In my more mischievous and adventurous youth, I made these fire starters in batches. The one drawback is that when these are fully assembled, they may be set off unintentionally if they're crushed or subjected to significant shock. I'll cover storage and transportation tips later on.
Disclaimer: Arson is illegal. Fire isn't a toy. Making improvised incendiaries is an act of "terror" in the US. Don't be a moron. HiR won't be held responsible for random acts of stupidity.You will need the following materials to make a basic backpacking fire starter:
- If waxed, these igniters are immune to temporary exposure to water splashes and rain.
- They start things on fire quickly.
- The intense flame is resistant to high winds while the igniter material is burning.
- In many situations, they burn for more than 10 seconds after the match heads finish.
- They're inexpensive to make.
- Start kindling quickly to build a fire for warmth, light, or cooking.
- Use as a bright, temporary flare signal in the dark.
- A trip-wire igniter with a fuse and road flare can to alert you to and illuminate intruders
- A remote pull trigger can be used to activate a fire (pile of leaves, flammable substances) as a distraction for egress or ambush.
- Use as an improvised remote trigger where distance from the fuse or fire is desirable.
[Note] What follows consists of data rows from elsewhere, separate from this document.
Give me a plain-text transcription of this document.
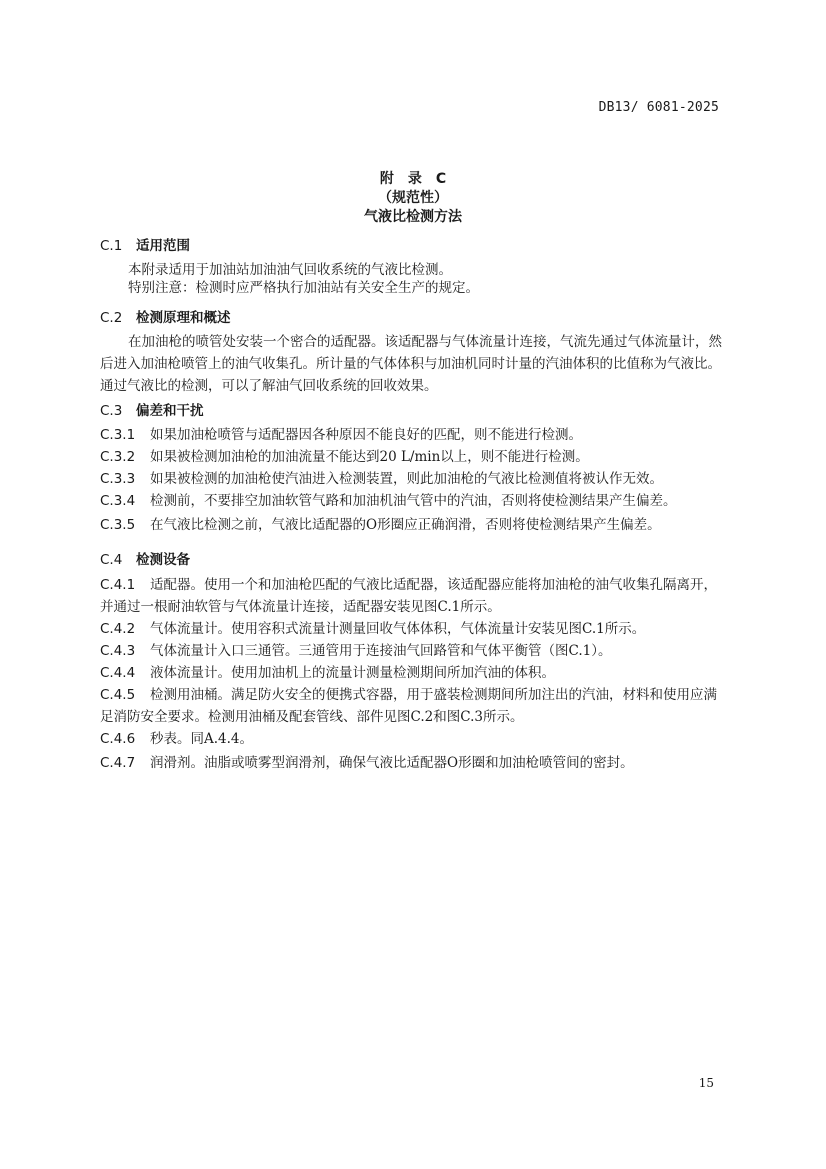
DB13/ 6081-2025
附　录　C
（规范性）
气液比检测方法
C.1 适用范围
本附录适用于加油站加油油气回收系统的气液比检测。
特别注意：检测时应严格执行加油站有关安全生产的规定。
C.2 检测原理和概述
在加油枪的喷管处安装一个密合的适配器。该适配器与气体流量计连接，气流先通过气体流量计，然后进入加油枪喷管上的油气收集孔。所计量的气体体积与加油机同时计量的汽油体积的比值称为气液比。通过气液比的检测，可以了解油气回收系统的回收效果。
C.3 偏差和干扰
C.3.1 如果加油枪喷管与适配器因各种原因不能良好的匹配，则不能进行检测。
C.3.2 如果被检测加油枪的加油流量不能达到20 L/min以上，则不能进行检测。
C.3.3 如果被检测的加油枪使汽油进入检测装置，则此加油枪的气液比检测值将被认作无效。
C.3.4 检测前，不要排空加油软管气路和加油机油气管中的汽油，否则将使检测结果产生偏差。
C.3.5 在气液比检测之前，气液比适配器的O形圈应正确润滑，否则将使检测结果产生偏差。
C.4 检测设备
C.4.1 适配器。使用一个和加油枪匹配的气液比适配器，该适配器应能将加油枪的油气收集孔隔离开，并通过一根耐油软管与气体流量计连接，适配器安装见图C.1所示。
C.4.2 气体流量计。使用容积式流量计测量回收气体体积，气体流量计安装见图C.1所示。
C.4.3 气体流量计入口三通管。三通管用于连接油气回路管和气体平衡管（图C.1）。
C.4.4 液体流量计。使用加油机上的流量计测量检测期间所加汽油的体积。
C.4.5 检测用油桶。满足防火安全的便携式容器，用于盛装检测期间所加注出的汽油，材料和使用应满足消防安全要求。检测用油桶及配套管线、部件见图C.2和图C.3所示。
C.4.6 秒表。同A.4.4。
C.4.7 润滑剂。油脂或喷雾型润滑剂，确保气液比适配器O形圈和加油枪喷管间的密封。
15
- I'm sure plenty others come to mind.
- Scissors or knife
- Some kind of tape
- A book of matches
- Paraffin wax or candles you can melt
- Small tin can
- Cooking pot
- a heat source (stove top)
- Yarn, thread, twine, string or fishing line (for a remote igniter)
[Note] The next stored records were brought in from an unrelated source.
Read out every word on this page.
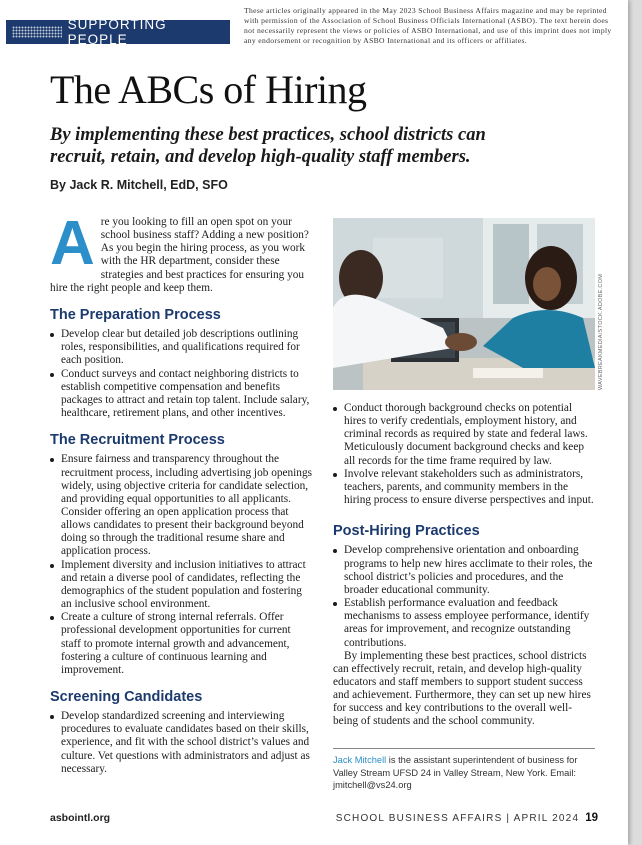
SUPPORTING PEOPLE
These articles originally appeared in the May 2023 School Business Affairs magazine and may be reprinted with permission of the Association of School Business Officials International (ASBO). The text herein does not necessarily represent the views or policies of ASBO International, and use of this imprint does not imply any endorsement or recognition by ASBO International and its officers or affiliates.
The ABCs of Hiring

By implementing these best practices, school districts can recruit, retain, and develop high-quality staff members.

By Jack R. Mitchell, EdD, SFO

Are you looking to fill an open spot on your school business staff? Adding a new position? As you begin the hiring process, as you work with the HR department, consider these strategies and best practices for ensuring you hire the right people and keep them.

The Preparation Process
Develop clear but detailed job descriptions outlining roles, responsibilities, and qualifications required for each position.
Conduct surveys and contact neighboring districts to establish competitive compensation and benefits packages to attract and retain top talent. Include salary, healthcare, retirement plans, and other incentives.
The Recruitment Process
Ensure fairness and transparency throughout the recruitment process, including advertising job openings widely, using objective criteria for candidate selection, and providing equal opportunities to all applicants. Consider offering an open application process that allows candidates to present their background beyond doing so through the traditional resume share and application process.
Implement diversity and inclusion initiatives to attract and retain a diverse pool of candidates, reflecting the demographics of the student population and fostering an inclusive school environment.
Create a culture of strong internal referrals. Offer professional development opportunities for current staff to promote internal growth and advancement, fostering a culture of continuous learning and improvement.
Screening Candidates
Develop standardized screening and interviewing procedures to evaluate candidates based on their skills, experience, and fit with the school district’s values and culture. Vet questions with administrators and adjust as necessary.
WAVEBREAKMEDIA/STOCK.ADOBE.COM
Conduct thorough background checks on potential hires to verify credentials, employment history, and criminal records as required by state and federal laws. Meticulously document background checks and keep all records for the time frame required by law.
Involve relevant stakeholders such as administrators, teachers, parents, and community members in the hiring process to ensure diverse perspectives and input.
Post-Hiring Practices
Develop comprehensive orientation and onboarding programs to help new hires acclimate to their roles, the school district’s policies and procedures, and the broader educational community.
Establish performance evaluation and feedback mechanisms to assess employee performance, identify areas for improvement, and recognize outstanding contributions.

By implementing these best practices, school districts can effectively recruit, retain, and develop high-quality educators and staff members to support student success and achievement. Furthermore, they can set up new hires for success and key contributions to the overall well-being of students and the school community.

Jack Mitchell is the assistant superintendent of business for Valley Stream UFSD 24 in Valley Stream, New York. Email: jmitchell@vs24.org
asbointl.org	SCHOOL BUSINESS AFFAIRS | APRIL 2024 19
Take apart a book of matches and throw away the staple. Pardon the generic matches. I don't smoke nor do I make a habit of picking up match books from various places.
Take one of the sets of matches and roll it tightly, then tape the bottom to hold it tight.
Carefully wrap the match book cover around the igniter tightly with the striker touching the igniter, but don't let the igniter rub on the striker or it will go off in your hand! Keep a bowl of water handy just in case.
Wrap tape around the cover, and you have a pull igniter. Just yank the igniter out through the tube and you'll get a hot, brilliant flame. You can make a second igniter out of the other set of matches as well. The striker tube is re-usable.
Making a tripwire
Make a slip knot in fishing line or string and use it to bind the rolled matches. You really don't need to use tape for the rolled matches if you go about it this way. Leave a few feet of fishing line attached to the igniter, so that you can tie it around a sapling or another anchored object.
Take the striker tube and tie fishing line around it and tie it off. You will want a lot of fishing line to spare, because you will want to be able to string it across a fairly wide path if need be. I usually give it about 12 feet.
Assemble much like you put the last one together (that is, very carefully!). To set the trip wire, tie the igniter to a stationary object, then string the longer wire across a path. Jam a fuse deep into the striker tube with the igniter to activate a flare or other payload.
Carefully melt some wax in an old tin can set in a pot of boiling water. Dip the igniter in wax a few times to coat it.
Transporting and storage
Wrap paper around the igniter before storing it in the striker tube to keep the igniter from going off in transit.
I recommend keeping these in a 35mm film canister or orange pharmacy pill bottle. Both of these are relatively water-tight. Add some old dryer lint for padding. Lint also ignites easily and makes good kindling for starting a larger fire when you're camping or backpacking.